功一直对康素贞和苏老二的婚姻耿耿于怀,甚至到了水火不相容的地步,按那支书的理解这次清退康素贞是对苏老二的一次刺激,从某种意义上说是给康大功出了一口气。
村主任知道自己应该时时处处维护村支书的威信,他说:“还是你先给他说吧,无论如何咱俩走到他的门上都是一片好意,我自然不能暄宾夺主的”。
这一时期的康大功心情是最不好的时候,最让他不能接受的是,前些时候竟有人给他传话说乡政府有计划任命苏老二到大塔村代理党支部书记,并且那住队的干部直接找到他征求意见,他当场就表示“不支持”,但那块阴影还是深深地刻在了他的心里。一时间,他感到天要塌地要陷了!后来这个消息随着时间地推移便慢慢地消失了。苏家屯生产队的队长尽管他还当着,但他还是时常扑捉到使他心烦意乱的不祥之兆。

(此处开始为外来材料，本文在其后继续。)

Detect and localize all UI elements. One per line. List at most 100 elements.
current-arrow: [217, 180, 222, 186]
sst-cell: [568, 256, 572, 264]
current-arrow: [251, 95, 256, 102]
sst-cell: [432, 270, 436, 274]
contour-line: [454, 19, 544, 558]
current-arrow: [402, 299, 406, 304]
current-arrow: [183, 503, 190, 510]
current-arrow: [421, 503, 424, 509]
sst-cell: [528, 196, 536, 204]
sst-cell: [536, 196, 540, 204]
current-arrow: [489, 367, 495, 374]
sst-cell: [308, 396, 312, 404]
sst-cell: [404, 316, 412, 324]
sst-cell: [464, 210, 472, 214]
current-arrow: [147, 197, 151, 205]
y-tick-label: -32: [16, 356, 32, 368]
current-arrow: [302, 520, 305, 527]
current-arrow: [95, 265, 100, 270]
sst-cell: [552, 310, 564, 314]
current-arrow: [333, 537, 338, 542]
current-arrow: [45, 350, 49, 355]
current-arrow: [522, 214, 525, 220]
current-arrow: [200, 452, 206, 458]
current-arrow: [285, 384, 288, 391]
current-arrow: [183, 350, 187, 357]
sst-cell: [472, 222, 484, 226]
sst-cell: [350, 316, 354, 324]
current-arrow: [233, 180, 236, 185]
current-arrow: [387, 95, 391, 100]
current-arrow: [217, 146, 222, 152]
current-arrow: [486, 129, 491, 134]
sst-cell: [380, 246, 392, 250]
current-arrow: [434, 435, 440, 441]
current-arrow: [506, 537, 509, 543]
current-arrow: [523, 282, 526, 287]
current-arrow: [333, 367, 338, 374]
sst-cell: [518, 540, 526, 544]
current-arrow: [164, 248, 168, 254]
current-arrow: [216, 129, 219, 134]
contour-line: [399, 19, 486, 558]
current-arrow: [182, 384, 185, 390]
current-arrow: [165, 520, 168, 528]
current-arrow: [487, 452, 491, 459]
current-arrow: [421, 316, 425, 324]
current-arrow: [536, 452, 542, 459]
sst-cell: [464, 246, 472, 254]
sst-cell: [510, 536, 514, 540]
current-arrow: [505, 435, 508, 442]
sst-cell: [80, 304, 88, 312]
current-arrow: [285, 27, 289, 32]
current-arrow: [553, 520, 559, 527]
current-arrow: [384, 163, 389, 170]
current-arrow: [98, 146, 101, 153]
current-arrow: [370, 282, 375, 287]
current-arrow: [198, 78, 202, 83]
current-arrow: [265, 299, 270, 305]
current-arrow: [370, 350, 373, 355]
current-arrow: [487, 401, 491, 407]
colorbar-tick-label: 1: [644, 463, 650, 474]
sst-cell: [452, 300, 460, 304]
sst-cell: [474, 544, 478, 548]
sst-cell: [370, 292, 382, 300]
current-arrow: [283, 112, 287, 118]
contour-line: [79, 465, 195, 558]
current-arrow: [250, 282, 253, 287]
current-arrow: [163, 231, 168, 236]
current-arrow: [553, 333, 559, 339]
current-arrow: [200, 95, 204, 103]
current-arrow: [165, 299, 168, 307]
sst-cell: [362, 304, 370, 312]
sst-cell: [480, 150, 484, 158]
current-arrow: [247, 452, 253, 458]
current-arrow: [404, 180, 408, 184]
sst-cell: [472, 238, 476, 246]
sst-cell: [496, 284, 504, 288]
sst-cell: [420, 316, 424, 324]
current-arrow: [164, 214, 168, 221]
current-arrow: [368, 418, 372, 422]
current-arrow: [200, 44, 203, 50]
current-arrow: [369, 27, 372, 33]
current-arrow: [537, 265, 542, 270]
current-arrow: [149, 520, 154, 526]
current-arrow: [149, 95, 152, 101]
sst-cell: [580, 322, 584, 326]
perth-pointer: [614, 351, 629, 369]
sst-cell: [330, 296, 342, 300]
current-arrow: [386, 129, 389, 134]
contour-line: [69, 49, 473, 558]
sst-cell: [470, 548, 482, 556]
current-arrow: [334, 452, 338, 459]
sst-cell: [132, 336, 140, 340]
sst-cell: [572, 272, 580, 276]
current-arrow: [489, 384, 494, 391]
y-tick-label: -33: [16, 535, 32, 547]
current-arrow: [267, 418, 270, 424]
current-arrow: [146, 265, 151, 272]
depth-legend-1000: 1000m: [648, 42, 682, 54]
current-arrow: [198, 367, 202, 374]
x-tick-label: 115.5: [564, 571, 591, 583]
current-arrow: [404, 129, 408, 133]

去年大塔村李支书被乡政府换掉了,换上了一个比康大功年龄小二十岁的年轻人,他明显觉得这年轻人根本没有像前任李支书那样尊敬他,开队长会的时候他去了就去,不去了也没有人去喊他。原来只要开会他不参加,那李支书就在第二天亲自去一趟他的家里,把近期的工作给通通气儿,自从这个新的支书上任,再也没有发生过这样的事情。
事情还没有完,接着国家又来了新政策,村长不让任命了,让全体村民投票选举,结果原来李支书的一班人马在投票选举的过程中全军覆没,大塔村又产生了新一届村民委员会。
紧接着,新选上的村主任四处“煽风点火”要把全大塔村的生产队长全部通过群众投票产生,并且康大功已经见过那个新主任好几次去薛老喜的家,有可靠人士透露薛老喜已经开始努力,要在他薛家产生苏家屯生产队的队长了。
康大功几次当着芬芳的面骂薛老喜:“妈那个x,你这孩子真敢蹦炸·····”,语气里带着轻蔑和秋后算账的意思。
康大功是有身份的人,从来不随随便便地说闲话,但当他的切身利益和人格遇到挑战,特别是遇到昔日他像对待狗一样对待的薛老喜挑战的时候,他是不顾薛康两家亲戚关系的。
每当这个时候,芬芳照样的不多嘴,她从心里永远和康大功站在一个立场上,尽管她不赞成康大功这种一辈子“天下老子第一”的处世原则,但他们毕竟是夫妻,甚至芬芳从他当时那阴森森的脸和暴突的眼珠上都产生了一种对他的可怜和担心。
新支书和新主任来到康大功后上房的大屋里,开门见山地给他说了关于清退康素贞的事情。开始他就是有一丝的窃喜,有一种莫名其妙的吐气和轻松,这件事毕竟向世人昭示了没有他康大功那苏家的孩子是没有能力保护康素贞的,但片刻他又有一种暴跳的冲动,他的心在翻腾:你们愿意怎么清退就怎么清退,这与我又有何干?来给我说这事情简直就是对我康大功明火执仗的欺负,是火上浇油,是雪上加霜。